The wording of the question implies that the given function $\|x+M\|$ is a norm on the quotient space, and we just have to show that it makes the quotient space complete.

Let $\{x_n+M\}_{n\in\Bbb{N}}$ be a Cauchy sequence in $X/M$. There exists an increasing sequence $\{n_k\}_{k\in\Bbb{N}}$ such that $\|x_m - x_n+M\| = \|(x_m+M) - (x_n+M)\| <2^{-k}$ whenever $m,n \geqslant n_k$.

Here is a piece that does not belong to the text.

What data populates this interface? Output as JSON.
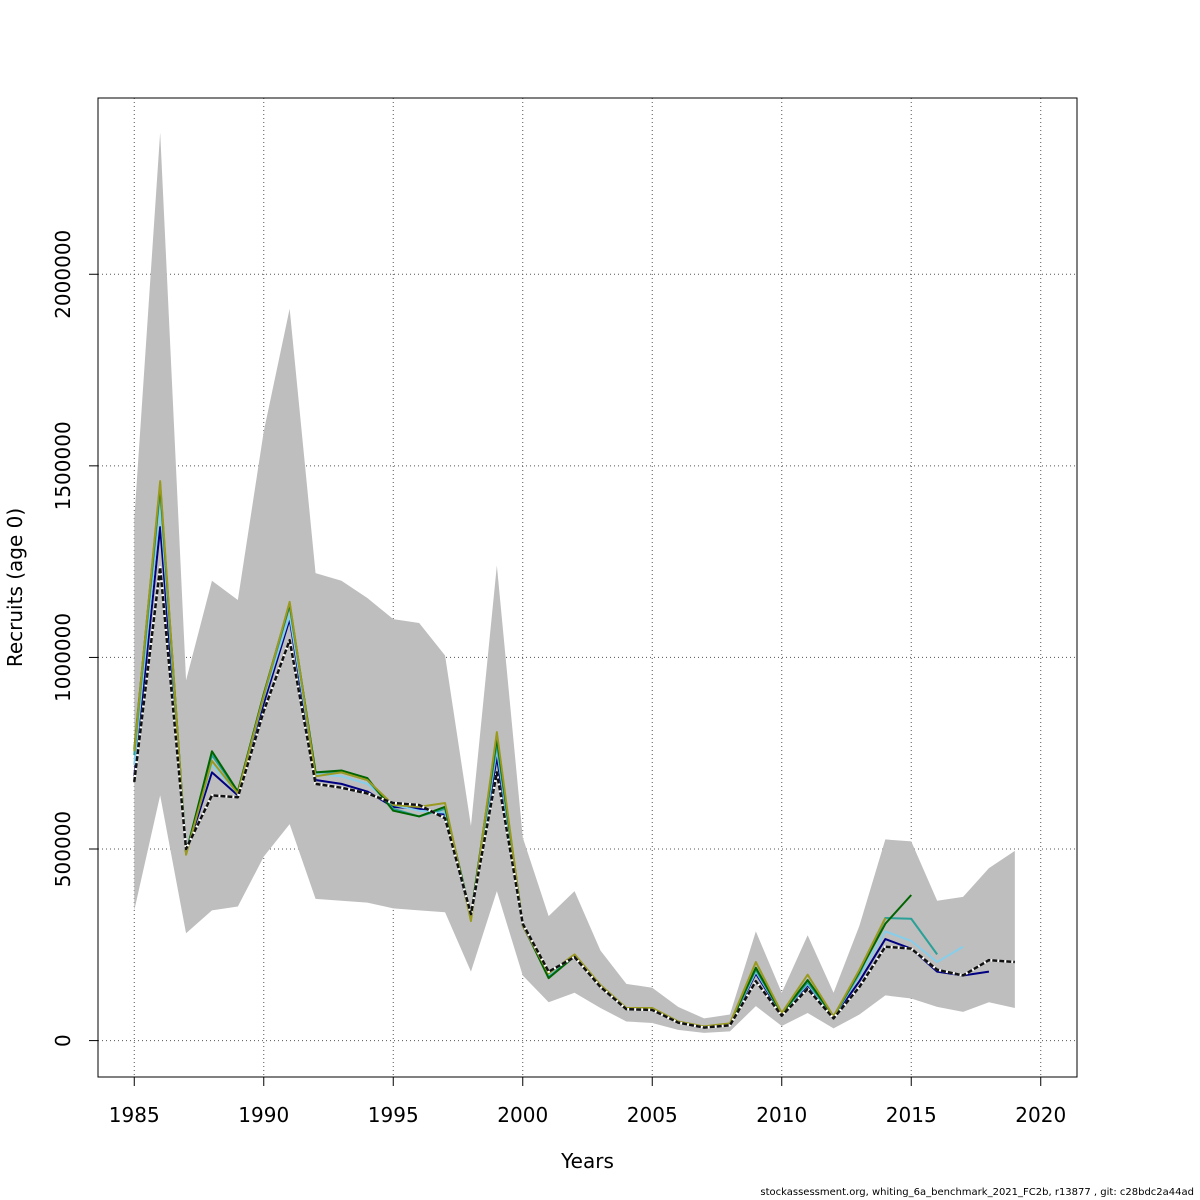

The next step is to construct a sequence $\{y_k\}$ with $y_k\in x_{n_k}+M$ such that $\|y_k - y_{k+1}\| < 2^{-k}$. Let $y_1 = x_{n_1}$. Then $$\| x_{n_1} - x_{n_2} + M\| = \inf_{z\in M} \{ x_{n_1} - (x_{n_2}+z)\| <2^{-1}.$$ If $y_2 = x_{n_2} +z$, where $z$ is sufficiently close to achieving that infimum, then $y_2\in x_{n_2} + M$ and $\|y_1-y_2\| < 2^{-1}$.

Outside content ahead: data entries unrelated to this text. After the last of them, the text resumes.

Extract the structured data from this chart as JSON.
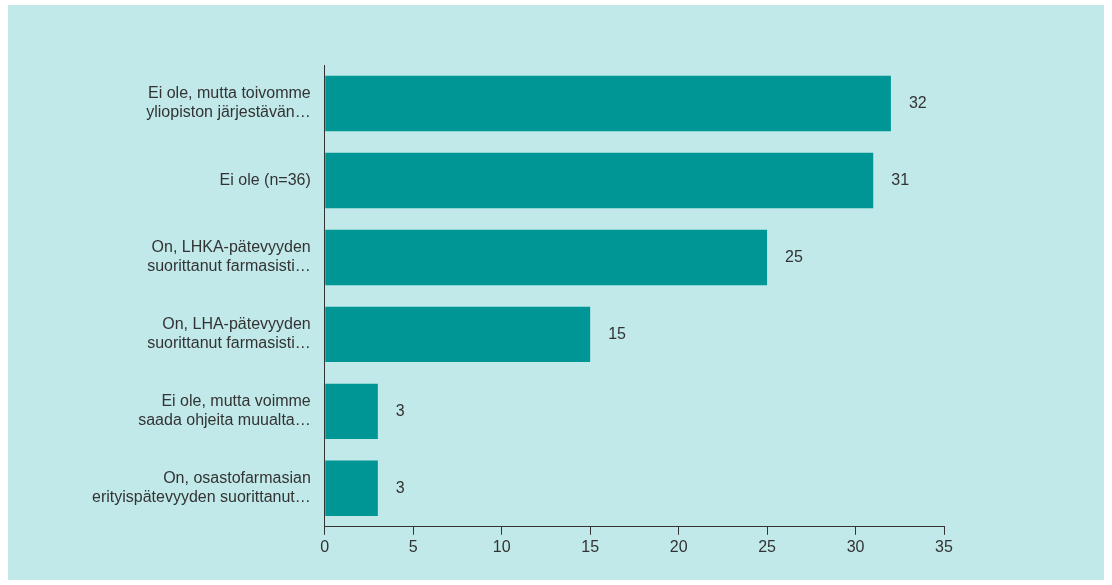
{
  "chart_data": {
    "type": "bar",
    "orientation": "horizontal",
    "categories": [
      "Ei ole, mutta toivomme yliopiston järjestävän…",
      "Ei ole (n=36)",
      "On, LHKA-pätevyyden suorittanut farmasisti…",
      "On, LHA-pätevyyden suorittanut farmasisti…",
      "Ei ole, mutta voimme saada ohjeita muualta…",
      "On, osastofarmasian erityispätevyyden suorittanut…"
    ],
    "values": [
      32,
      31,
      25,
      15,
      3,
      3
    ],
    "color": "#009696",
    "xlim": [
      0,
      35
    ],
    "xticks": [
      0,
      5,
      10,
      15,
      20,
      25,
      30,
      35
    ],
    "grid": false,
    "legend": false,
    "data_labels": true
  }
}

The inductive construction for the rest of the sequence is essentially the same. If $y_k \in x_{n_k}$, then $$\| x_{n_k} - x_{n_{k+1}} + M\| = \inf_{z\in M} \{ y_k - (x_{n_2}+z)\| <2^{-k},$$ and we can choose $y_{k+1} = x_{n_2}+z$ so that $\|y_k - y_{k+1}\| < 2^{-k}.$

The sequence $\{y_k\}$ is Cauchy in $X$, because if $l>k$ then $$\|y_k - y_l\| \leqslant \|y_k - y_{k+1}\| + \|y_{k+1} - y_{k+2}\| + \ldots + \|y_{l-1} - y_l\| < 2^{-k} + 2^{-(k+1)} + \ldots + 2^{-(l-1)} < \sum_{r=k}^\infty 2^{-r} = 2^{-(k-1)}.$$ Since $X$ is complete, it follows that $\{y_k\}$ converges to a limit $x$. Therefore $\|(x_{n_k}+M) -( x + M)\| \leqslant \|y_k - x\| \to0$ as $k\to\infty$. But if a subsequence of a Cauchy sequence converges, then the whole sequence converges (to the same limit). Therefore $\{x_n+M\}$ converges to $x+M$, which shows that $X/M$ is complete.